50 yaşlarında ince kemikli, beyaz tenli, cam gözlü karakterim yanıma oturmadan az evvel modası çoktan geçmiş kot-kapri pantolonunu dizlerinden çekiştirdi ve kendine yakışmayacak bir kabalıkla banka çöktü. Kaprisinin içine sokuşturduğu beyaz tişörtünden buram buram kenzo flowers kokusu geliyordu. Hayatta tanıdığım yegane kokuyu kullanıyor olması tesadüf olamazdı. Bu koku aslan burcu kadınının kokusuydu, bence yani büyük ihtimalle ve az sonra sohbete başladığımızda da bir punduna getirip kesin aslan burcusunuz dedim, o da beni başıyla onaylamayıp akrep burcuyum deyip kestirip attı, böylece saçma burç muhabbetimiz burada sona erdi. Hafif kalkık kaşları ve göz çevresindeki milimetrik kırışıklıklarla yanıma oturur oturmaz merhaba diyerek gülümsedi.

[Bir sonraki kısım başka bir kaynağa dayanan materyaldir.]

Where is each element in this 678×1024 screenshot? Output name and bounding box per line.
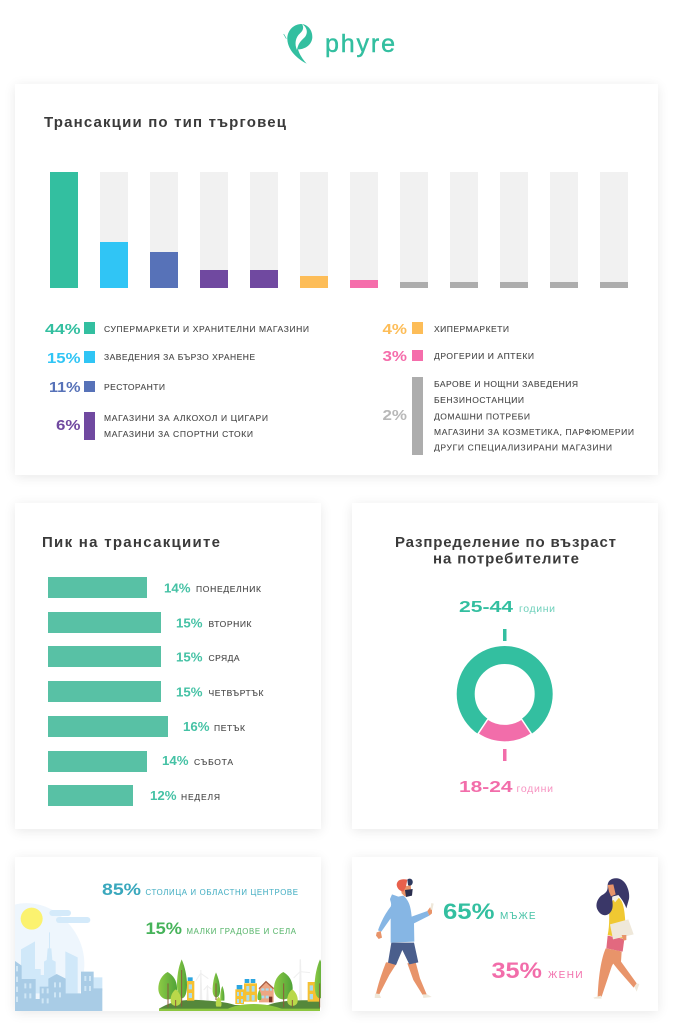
stat: 15% small towns and villages bbox=[146, 919, 297, 938]
row: Saturday bbox=[48, 751, 233, 772]
heading: на потребителите bbox=[433, 550, 579, 568]
logo: phyre bbox=[284, 24, 395, 64]
legend: supermarkets 44%: 44% bbox=[45, 321, 80, 338]
panel: settlement type bbox=[15, 857, 325, 1013]
legend: other categories 2% bbox=[382, 377, 634, 455]
wordmark: phyre bbox=[325, 30, 395, 58]
row: Tuesday bbox=[48, 612, 252, 633]
stat: 85% capital and regional centres: 85% bbox=[102, 880, 141, 899]
legend: hypermarkets 4% bbox=[382, 321, 509, 338]
stat: 65% men: МЪЖЕ bbox=[500, 911, 536, 922]
legend: drugstores 3%: ДРОГЕРИИ И АПТЕКИ bbox=[434, 351, 534, 361]
row: Wednesday: СРЯДА bbox=[208, 653, 240, 663]
stat: 35% women bbox=[492, 958, 582, 983]
bar chart bbox=[50, 172, 628, 288]
legend: other categories 2%: БЕНЗИНОСТАНЦИИ bbox=[434, 395, 524, 405]
legend: hypermarkets 4%: ХИПЕРМАРКЕТИ bbox=[434, 324, 509, 334]
illustration: man bbox=[375, 879, 434, 998]
stat: 15% small towns and villages: МАЛКИ ГРАДОВЕ И СЕЛА bbox=[186, 927, 297, 936]
heading bbox=[395, 534, 616, 568]
label: 25-44 years: години bbox=[519, 603, 555, 615]
legend: alcohol and sports 6%: МАГАЗИНИ ЗА АЛКОХОЛ И ЦИГАРИ bbox=[104, 413, 268, 423]
row: Saturday: СЪБОТА bbox=[194, 757, 233, 767]
row: Thursday bbox=[48, 681, 264, 702]
label: 18-24 years: години bbox=[516, 783, 553, 795]
row: Friday bbox=[48, 716, 245, 737]
legend: alcohol and sports 6%: МАГАЗИНИ ЗА СПОРТНИ СТОКИ bbox=[104, 429, 253, 439]
legend: fast food 15% bbox=[47, 350, 255, 367]
row: Tuesday: ВТОРНИК bbox=[208, 619, 252, 629]
label: 18-24 years bbox=[459, 779, 553, 796]
stat: 85% capital and regional centres bbox=[102, 880, 298, 899]
row: Tuesday: 15% bbox=[176, 616, 202, 630]
stat: 65% men bbox=[443, 899, 536, 924]
tick: 18-24 bbox=[503, 749, 506, 761]
legend: restaurants 11%: РЕСТОРАНТИ bbox=[104, 382, 165, 392]
legend: hypermarkets 4%: 4% bbox=[382, 321, 407, 338]
row: Monday: 14% bbox=[164, 582, 190, 596]
legend: restaurants 11% bbox=[49, 379, 165, 396]
row: Wednesday: 15% bbox=[176, 650, 202, 664]
label: 25-44 years: 25-44 bbox=[459, 599, 513, 616]
illustration: woman bbox=[593, 878, 639, 999]
row: Monday: ПОНЕДЕЛНИК bbox=[196, 584, 261, 594]
row: Thursday: ЧЕТВЪРТЪК bbox=[208, 688, 264, 698]
heading: Пик на трансакциите bbox=[42, 534, 220, 551]
row: Sunday bbox=[48, 785, 220, 806]
stat: 65% men: 65% bbox=[443, 899, 494, 924]
label: 25-44 years bbox=[459, 599, 555, 616]
tick: 25-44 bbox=[503, 629, 506, 641]
legend: drugstores 3%: 3% bbox=[382, 348, 407, 365]
stat: 15% small towns and villages: 15% bbox=[146, 919, 182, 938]
legend: alcohol and sports 6% bbox=[56, 412, 268, 440]
legend: other categories 2%: ДОМАШНИ ПОТРЕБИ bbox=[434, 412, 530, 422]
label: 18-24 years: 18-24 bbox=[459, 779, 513, 796]
panel: consumer age distribution bbox=[352, 503, 658, 831]
legend: alcohol and sports 6%: 6% bbox=[56, 417, 80, 434]
legend: other categories 2%: БАРОВЕ И НОЩНИ ЗАВЕДЕНИЯ bbox=[434, 379, 578, 389]
legend: other categories 2%: 2% bbox=[382, 407, 407, 424]
row: Saturday: 14% bbox=[162, 754, 188, 768]
legend: fast food 15%: 15% bbox=[47, 350, 80, 367]
row: Friday: 16% bbox=[183, 720, 210, 734]
row: Thursday: 15% bbox=[176, 686, 202, 700]
panel: gender split bbox=[352, 857, 658, 1013]
heading: Трансакции по тип търговец bbox=[44, 114, 287, 131]
row: Wednesday bbox=[48, 646, 240, 667]
stat: 35% women: 35% bbox=[492, 958, 542, 983]
heading: Разпределение по възраст bbox=[395, 534, 616, 551]
donut chart bbox=[466, 655, 544, 742]
legend: restaurants 11%: 11% bbox=[49, 379, 80, 396]
legend: fast food 15%: ЗАВЕДЕНИЯ ЗА БЪРЗО ХРАНЕНЕ bbox=[104, 352, 255, 362]
legend: drugstores 3% bbox=[382, 348, 534, 365]
legend: other categories 2%: МАГАЗИНИ ЗА КОЗМЕТИКА, ПАРФЮМЕРИИ bbox=[434, 427, 634, 437]
row: Monday bbox=[48, 577, 261, 598]
legend: other categories 2%: ДРУГИ СПЕЦИАЛИЗИРАНИ МАГАЗИНИ bbox=[434, 442, 612, 452]
row: Friday: ПЕТЪК bbox=[214, 723, 245, 733]
row: Sunday: НЕДЕЛЯ bbox=[181, 792, 220, 802]
stat: 35% women: ЖЕНИ bbox=[548, 970, 582, 981]
legend: supermarkets 44% bbox=[45, 321, 309, 338]
icon: phyre leaf mark bbox=[284, 24, 312, 64]
panel: transaction peak by weekday bbox=[15, 503, 321, 831]
illustration: village bbox=[158, 959, 325, 1011]
stat: 85% capital and regional centres: СТОЛИЦА И ОБЛАСТНИ ЦЕНТРОВЕ bbox=[146, 888, 298, 897]
illustration: city bbox=[15, 903, 102, 1011]
panel: transactions by merchant type bbox=[15, 84, 658, 477]
row: Sunday: 12% bbox=[150, 789, 176, 803]
legend: supermarkets 44%: СУПЕРМАРКЕТИ И ХРАНИТЕЛНИ МАГАЗИНИ bbox=[104, 324, 309, 334]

—Merhaba, diyerek karşılık verdim ve ilk merhabayı onun vermiş olmasının sıkılganlığıyla soru sormak istedim. Muhabbeti başlatmayı sevmeyen zihnim Türk kadını ölçülerindeki orta boylu ancak Rum aksanlı kadına mecburen nerelisiniz diye sordu. Ne cevap verdiğini hatırlayamıyorum. Memleketler ve kara parçaları isimler gibiydi, hafızamda fazla yer etmeden kaybolurdu. O yüzden dünyanın en saçma sorusunu soran zihnime kızdım. Neyse ki o bunun üzerinde durmayarak -Müzeyyen Algör, diyerek elini uzattı ve tokalaştık, elleri sıcacık ve küçücüktü, benim kaba ellerim arasında kaybolmuş, hatta fazlaca sıktığımdan muhtemelen incinmişti. Biz Türkler hararetle el sıkışıyor sonra acaba karşımızdakinin canını acıttık mı acaba diye vicdan azabı çekiyorduk. Karşımda bir ecnebi hatta bir uzaylı oturuyormuşçasına tedirgindim. Oysa o kendinden emin vakur bir edayla bana bakmıyordu bile. Müzeyyen Algör ismi fazlaca manidardı ve sırf konuşma devam etsin diye ona şöyle seslendim:
—Müzeyyen hiç flört etmiyordu. Gözlerini kaçırmıyor, heyecanlanmıyor, dili sürçmüyor, dudaklarını ısırmıyor, kendinden bahsetmek için küçük bir heves göstermiyordu. Ya beni etkilemek gibi bir derdi yoktu, ya da beğenilmeye çok alışkındı.
Gülümsedi ve -demek roman okuyan bir küçük hanımsınız diye ilk defa bana döndü, gözlerimiz buluştu, heyecandan dilim tutulmuşçasına geveledim. Evet tabi, hatta Kars’a yolculuk ediyorum, güzel bir öykü yazabilmek için diye cevapladım. Gözlerini üzerimden çekince çenem düşmüşçesine anlattım. Yaratıcı yazarlık atölyesinde olduğumu, hocanın aşk üçgeni içeren bir öykü yazmamızı istediğini ama benim aşkla işim olmadığını, daha çok ideolojik ve felsefe temelleri olan anlatılar yazmak istediğimi, bu yüzden tren yolculuğunda bir iki şey karalayacağımı, Kars’ta asıl hikayemi yazacağımı anlattım anlattım. Hafifçe gülümseyerek: Size önemsemediğiniz o öykü için yardım edebilirim, dedi.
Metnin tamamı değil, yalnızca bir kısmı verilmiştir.